The Case of the Twelve Million Dollar Shark

Tyler Cowen and Andrew are having a strange non-conversation about that stuffed shark that some purveyor of the post-tragically hip scooped up for a cool dozen Ms.

The dead shark cost $12 million to buy but, of course, it didn’t cost nearly that much to make. […] For the most part, it’s money passing back and forth from one set of hands to another, like a game — and, yes, the game is fun for those who have the money to play it. Don’t laugh, but we do in fact need some means of determining which of the rich people are the cool ones, and the art market surely serves that end. — Tyler

Focusing on the shark misses the point: conceptual art emphasized the idea over the object, and the art market responded by commodifying the idea. When the rich buy artwork, they may be buying their way into a select group of the “cool” rich but they are also asserting their understanding of contemporary art. That most people wouldn’t buy a $12 million stuffed shark, even if they had the money, is part of the allure. — Andrew

Erm, yes, but ‘conceptual’ art jumped its own shark when it became as aggressively anti-conceptual as it did, what with drawings studiously erased by their makers debuting in galleries leading eventually to exploded/segmented cows. Exactly what ‘idea’ is being expressed there?
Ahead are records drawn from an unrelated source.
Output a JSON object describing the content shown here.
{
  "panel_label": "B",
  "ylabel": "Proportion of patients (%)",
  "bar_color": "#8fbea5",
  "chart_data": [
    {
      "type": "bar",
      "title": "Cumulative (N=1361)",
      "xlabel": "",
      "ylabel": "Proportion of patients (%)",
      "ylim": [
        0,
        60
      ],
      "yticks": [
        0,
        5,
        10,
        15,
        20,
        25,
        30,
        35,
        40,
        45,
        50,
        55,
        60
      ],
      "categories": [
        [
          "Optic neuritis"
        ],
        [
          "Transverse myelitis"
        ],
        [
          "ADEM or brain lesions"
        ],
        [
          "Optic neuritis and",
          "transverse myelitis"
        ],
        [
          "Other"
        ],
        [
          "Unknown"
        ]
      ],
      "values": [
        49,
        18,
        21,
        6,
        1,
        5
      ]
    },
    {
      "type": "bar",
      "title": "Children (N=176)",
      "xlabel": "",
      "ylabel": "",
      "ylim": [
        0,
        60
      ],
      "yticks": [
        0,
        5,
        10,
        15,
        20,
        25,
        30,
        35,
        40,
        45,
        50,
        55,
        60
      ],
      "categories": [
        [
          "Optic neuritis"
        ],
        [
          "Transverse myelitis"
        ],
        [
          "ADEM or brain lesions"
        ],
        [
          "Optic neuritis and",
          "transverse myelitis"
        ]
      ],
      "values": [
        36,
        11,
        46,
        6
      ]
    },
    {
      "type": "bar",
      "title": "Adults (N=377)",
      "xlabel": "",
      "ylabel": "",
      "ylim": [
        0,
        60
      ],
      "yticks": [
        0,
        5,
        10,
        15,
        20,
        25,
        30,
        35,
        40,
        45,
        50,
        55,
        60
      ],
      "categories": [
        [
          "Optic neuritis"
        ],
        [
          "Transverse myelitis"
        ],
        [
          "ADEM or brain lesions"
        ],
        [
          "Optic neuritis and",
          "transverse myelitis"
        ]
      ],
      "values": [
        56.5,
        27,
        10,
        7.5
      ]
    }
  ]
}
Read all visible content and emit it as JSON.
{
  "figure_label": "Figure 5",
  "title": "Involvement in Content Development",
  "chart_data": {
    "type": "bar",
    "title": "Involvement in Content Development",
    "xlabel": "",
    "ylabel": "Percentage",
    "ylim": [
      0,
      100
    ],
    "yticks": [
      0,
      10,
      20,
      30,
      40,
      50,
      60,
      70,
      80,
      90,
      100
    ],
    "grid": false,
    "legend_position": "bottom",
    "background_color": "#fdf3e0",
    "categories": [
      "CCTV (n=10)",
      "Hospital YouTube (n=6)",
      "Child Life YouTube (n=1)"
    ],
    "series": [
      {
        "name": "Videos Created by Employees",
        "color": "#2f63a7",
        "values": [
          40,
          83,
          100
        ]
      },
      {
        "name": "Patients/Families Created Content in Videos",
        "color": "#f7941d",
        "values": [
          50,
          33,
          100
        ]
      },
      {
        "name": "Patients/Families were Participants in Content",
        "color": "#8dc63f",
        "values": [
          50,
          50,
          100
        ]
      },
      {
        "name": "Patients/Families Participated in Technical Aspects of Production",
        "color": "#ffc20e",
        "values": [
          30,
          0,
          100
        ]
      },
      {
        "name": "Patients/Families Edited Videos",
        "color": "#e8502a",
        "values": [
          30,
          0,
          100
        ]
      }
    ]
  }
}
None, of course, except maybe Death, which is the original anti-idea when dressed up in the drag of Art. (Freud fell prey to this by remarking upon how everything turned to ‘dreck’. Zees is how ve say ‘sheet’ in Austrian.) The ultra of this fashion leads us back again to that diamond-encrusted skull, named repugnantly and blasphemously “For the Love of God.” Irony will get you nowhere in the conceptual art game when you ‘parody’ consumerism by welding a hundred millions worth of jewels to some poor sod’s actual head from the turn of the 18th century. It’s easy to pick on Damien Hearst, but that’s his problem, not mine, and anyway the real targets here are the effete, nihilist freaks lampooned to soul-crushing effect in Radiohead’s almost unlistenable Hail to the Thief dirge “We Suck Young Blood.” But Beck had them slightly beat back in 1998:

These withered hands
Have dug for a dream
Sifted through sand and leftover nightmares
Over the hill, a desolate wind
Turns shit to gold and blows my soul crazy

The end, o the end
We live again
O i grow weary of the end

O hungry days! In the footsteps of fools
Gazing alone through sex-painted windows
Dredging the night, drunk libertines
Stink like a colognes from the newfangled wasteland…

The premise of Hearstlike ‘high concept’ art, and the Hollywood Freaks who shell out for it, is that any concept, no matter how high, reduces morbidly and horrendously to shit; art becomes, at best, a grotesque kind of meth-basement alchemy that turns the shit of the ‘disenchanted’ world to gold. Yabba dabba doo.